Professional Documents
Culture Documents
Hash Map&Bloom Filter
Hash Map&Bloom Filter
Hashmap is similar to the HashTable, but it is unsynchronized. It allows to store the null keys
as well, but there should be only one null key object and there can be any number of null
values.
This implementation provides constant-time performance for the basic operations (get and
put), assuming the hash function disperses the elements properly among the buckets. Iteration
over collection views requires time proportional to the "capacity" of the HashMap instance
(the number of buckets) plus its size (the number of key-value mappings). Thus, it's very
important not to set the initial capacity too high (or the load factor too low) if iteration
performance is important.
An instance of HashMap has two parameters that affect its performance: initial capacity and
load factor. The capacity is the number of buckets in the hash table, and the initial capacity is
simply the capacity at the time the hash table is created. The load factor is a measure of how
full the hash table is allowed to get before its capacity is automatically increased. When the
number of entries in the hash table exceeds the product of the load factor and the current
capacity, the hash table is rehashed (that is, internal data structures are rebuilt) so that the
hash table has approximately twice the number of buckets.
As a general rule, the default load factor (.75) offers a good tradeoff between time and space
costs. Higher values decrease the space overhead but increase the lookup cost (reflected in
most of the operations of the HashMap class, including get and put). The expected number of
entries in the map and its load factor should be taken into account when setting its initial
capacity, so as to minimize the number of rehash operations. If the initial capacity is greater
than the maximum number of entries divided by the load factor, no rehash operations will ever
occur.
If many mappings are to be stored in a HashMap instance, creating it with a sufficiently large
capacity will allow the mappings to be stored more efficiently than letting it perform automatic
rehashing as needed to grow the table. Note that using many keys with the same hashCode()
is a sure way to slow down performance of any hash table. To ameliorate impact, when keys
are Comparable, this class may use comparison order among keys to help break ties.
Note that this implementation is not synchronized. If multiple threads access a hash map
concurrently, and at least one of the threads modifies the map structurally, it must be
synchronized externally.
Bloom Filters
A Bloom filter is a data structure designed to tell you, rapidly and memory-efficiently, whether
an element is present in a set.
The price paid for this efficiency is that a Bloom filter is a probabilistic data structure: it tells us
that the element either definitely is not in the set or may be in the set.

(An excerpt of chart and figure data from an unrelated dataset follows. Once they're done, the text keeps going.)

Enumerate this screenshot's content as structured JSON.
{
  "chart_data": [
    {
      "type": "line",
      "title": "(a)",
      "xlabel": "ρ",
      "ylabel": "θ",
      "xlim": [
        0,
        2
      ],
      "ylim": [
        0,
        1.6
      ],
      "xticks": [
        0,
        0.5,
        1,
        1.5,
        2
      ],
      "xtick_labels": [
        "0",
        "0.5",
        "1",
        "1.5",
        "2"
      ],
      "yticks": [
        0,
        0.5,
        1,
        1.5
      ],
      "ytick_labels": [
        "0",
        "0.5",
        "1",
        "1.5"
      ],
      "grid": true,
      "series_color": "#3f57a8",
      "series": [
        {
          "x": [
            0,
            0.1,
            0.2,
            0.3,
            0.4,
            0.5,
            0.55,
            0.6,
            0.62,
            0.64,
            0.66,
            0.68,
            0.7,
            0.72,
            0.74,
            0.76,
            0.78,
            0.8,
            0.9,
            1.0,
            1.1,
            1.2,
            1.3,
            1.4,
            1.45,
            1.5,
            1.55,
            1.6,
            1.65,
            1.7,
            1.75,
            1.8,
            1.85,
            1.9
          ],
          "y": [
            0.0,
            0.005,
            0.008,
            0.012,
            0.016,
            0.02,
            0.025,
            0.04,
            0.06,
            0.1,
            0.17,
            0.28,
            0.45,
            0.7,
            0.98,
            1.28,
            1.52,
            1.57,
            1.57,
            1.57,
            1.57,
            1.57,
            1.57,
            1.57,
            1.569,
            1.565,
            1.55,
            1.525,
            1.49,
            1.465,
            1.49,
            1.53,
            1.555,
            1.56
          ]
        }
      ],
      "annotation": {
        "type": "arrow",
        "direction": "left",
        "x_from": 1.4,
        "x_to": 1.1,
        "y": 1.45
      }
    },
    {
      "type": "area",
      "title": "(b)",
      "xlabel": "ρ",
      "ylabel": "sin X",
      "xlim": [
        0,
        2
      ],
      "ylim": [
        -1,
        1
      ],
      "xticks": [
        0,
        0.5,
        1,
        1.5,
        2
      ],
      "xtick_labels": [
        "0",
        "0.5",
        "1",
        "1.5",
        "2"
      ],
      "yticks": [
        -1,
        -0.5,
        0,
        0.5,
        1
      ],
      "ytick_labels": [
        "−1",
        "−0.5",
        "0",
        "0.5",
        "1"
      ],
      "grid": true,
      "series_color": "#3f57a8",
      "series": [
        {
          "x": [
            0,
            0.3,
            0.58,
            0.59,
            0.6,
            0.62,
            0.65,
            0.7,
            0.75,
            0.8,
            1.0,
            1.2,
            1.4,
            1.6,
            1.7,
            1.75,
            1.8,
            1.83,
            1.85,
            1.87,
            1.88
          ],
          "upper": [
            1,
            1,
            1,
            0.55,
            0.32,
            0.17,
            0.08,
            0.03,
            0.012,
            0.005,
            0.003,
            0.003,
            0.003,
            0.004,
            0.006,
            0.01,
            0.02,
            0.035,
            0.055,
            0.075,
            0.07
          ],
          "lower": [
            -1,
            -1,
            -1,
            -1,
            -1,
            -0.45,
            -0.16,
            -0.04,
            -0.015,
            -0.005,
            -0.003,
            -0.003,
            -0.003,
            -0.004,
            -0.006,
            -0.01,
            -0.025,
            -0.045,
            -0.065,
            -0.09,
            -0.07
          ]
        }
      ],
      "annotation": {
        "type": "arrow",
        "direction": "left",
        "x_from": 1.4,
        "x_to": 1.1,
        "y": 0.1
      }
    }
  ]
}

The base data structure of a Bloom filter is a Bit Vector. Here's a small one we'll use to
demonstrate:
0 1 2 3 4 5 6 7 8 9 10 11 12 13 14
Each empty cell in that table represents a bit, and the number below it its index. To add an
element to the Bloom filter, we simply hash it a few times and set the bits in the bit vector at
the index of those hashes to 1.
It's easier to see what that means than explain it, so enter some strings and see how the bit
vector changes. Fnv and Murmur are two simple hash functions:
When you add a string, you can see that the bits at the index given by the hashes are set to 1.
As we discussed above, Bloom Filter can generate some false positive results also which means
that the element is deemed to be present but it is actually not present. To find out the
probability of getting a false positive result in an array of k bits is: 1-(1/k).
The point of a bloom filter is to store whether a key was visited before. An example use-case
for a Bloom Filter might be a web crawler, which needs to store whether we've visited a
website before.
Bloom Filters are NOT about key-value pairs like Hash Maps. There's no "value" associated with
a key. The only thing we care about for a key is a boolean: true that we've seen this key before,
or false that this key is new.
Bloom filters are good because they use less memory than a hash map and still provide fast
lookup and insertion times.
The reason bloom filters aren't incredibly common is because it's possible they give wrong
answers: a Bloom Filter might say that you've visited a key before when you really haven't.
A hash function is simply a function that takes some input, and transforms that into some
number (which we'll use as the index in our array) as output. The same input will always
produce the same output.
• Inserting a key.
• Querying if a key was seen before.
Insertion works by inputting a key into all k hash functions, and for each outputted array index,
marking that array value as true.
Querying works by inputting a key into all k hash functions, and for each outputted array index,
checking whether that array value is true. If all array values are true, then the key was seen
before. If any array values are false, then the key wasn't seen before.
Conclusion
They're good because they're efficient on space, but the drawback is that they produce false
positives, possibly saying it's seen a key before when it really hasn't.
We've only looked at a basic bloom filter example to get the concept behind them, because
optimizing a real bloom filter takes a lot of tuning to decide a good k and depends on the
amount of memory you have. And of course, we saw no code today because the basic concept
of a bloom filter is easy enough to code, but coding a real one is a bit involved (because of the
complex nature of making good hash functions).